Except, you have shown that income to labour has fallen steadily. Compensation may be steady, but if that simply means rising health costs are covered then that signifies a squeeze on labour. Equally, rising CEO income also means that labour is squeezed as their "salary" may be recorded as "labour" but it clearly should not be...

"Also, yeah, look you can say "a worker who makes too much money really isn't a worker" and then as average wages go up you'll get a falling labor share. But that's cheating."

No, I'm saying is someone is paid to be a boss then they are a boss, not a worker. Their role is what counts, not how much they get pay or whether they get paid at all...

"'Yes, smoothly downwards, suggesting a almost continual shift of income from labour to capital...'

"See the freakin' graph. See the comment above which admits that the share has stayed smooth, i.e. constant."


Smooth does not equate to constant. Smooth means "not jaggy" and the US curve is quite smooth and it is not constant. It clearly slopes downward. Hell, you even admit it is not "constant":

"You're right that the changes in the labor's share for the US are the smoothest among the OECD."

How can there be "changes" if it is "constant"? And the changes are, of course, clearly a curve which slopes downward... Feel free to deny the obvious, and the meaning of the word "smooth"....

"Again, look at the freakin' picture. The labour share has stayed constant once you're looking at total labor renumeration."

As I've noted, this fails for the obvious reason of exploding health costs and exploding inequality...

"And I'm sure the irony of using the words 'mythical' and 'class struggle' in the above sentence totally escapes you. What's next, the materialist dialectic? The impoverishment of workers? The collapse of that OTHER system, capitalism?"

Of, please! Class analysis is not limited to Marxists. Anarchists also have an analysis based on class struggle. Proudhon was discussing exploitation in 1840, long before Marx invented "materialist dialectic". Hell, even Ricardo was aware of class conflict...
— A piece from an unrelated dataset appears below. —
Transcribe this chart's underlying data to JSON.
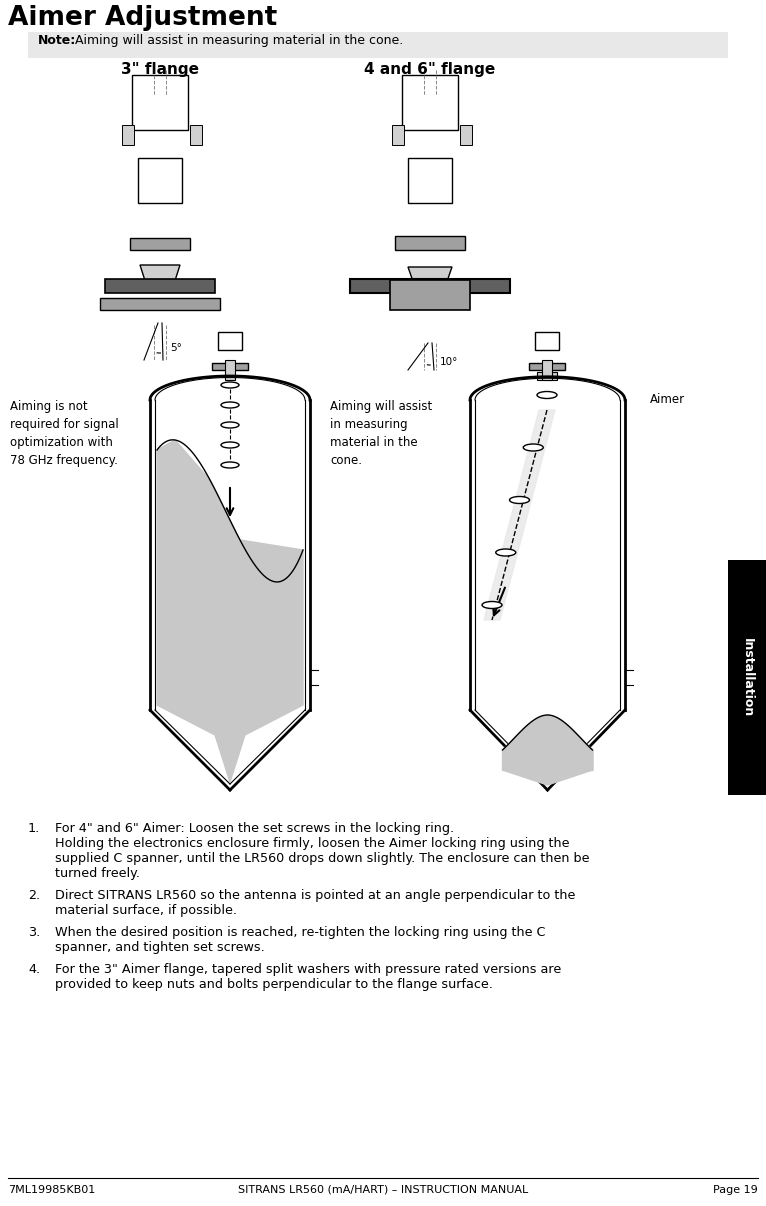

And Marx distanced himself from the "impoverishment of the workers" in Capital Volume 1 -- although I do get the impression that many workers in America today are feeling pretty squeezed over the last few decades....

So it seems ironic that after 30 years of one-sided class war by the capitalists, which has been an attack on organised labour (under cover of "fighting inflation"), rising inequality, a steady decrease in labour's share by, what, 3 percentile points, and so on, that we get that "class struggle" is "mythical"!

Still, I suppose if we repeat "total compensation" enough times we can ignore all that...

And red-baiting is not a pleasant sight...

"Sorry if all them facts don't fit in with the 'scientific version of history'. But then they haven't for awhile now, have they?"

Oh, I must have ruffled some feathers... Listen, if may make life easy for you to assume that everyone who disagrees with you is a Marxist but it just is not true. Sorry, but I'm not one.

So maybe drop the red-baiting, eh?

Iain
An Anarchist FAQ

Luis Enrique said...

Thanks for the reply Mike.


As I said (begging the question), I do appreciate the circularity problem. Also, as you describe, that heterogeneous and qualitatively different jobs are complements, and the notion of individual productivity is hard if not impossible to pin down, even conceptually.

Still, it's not often the case that production involves such a high degree of complementarity that if one worker leaves, output falls to zero (I know you weren't saying that - I'm just reductio ad absurding) and I'm pretty sure most people running a business have some idea of how valuable individual workers are to them, that this idea is probably pretty grounded in reality (otherwise they'd make stupid hires and competitors could beat them), and it's got enough to do with the nature of the "production technology" to avoid the problem of circularity.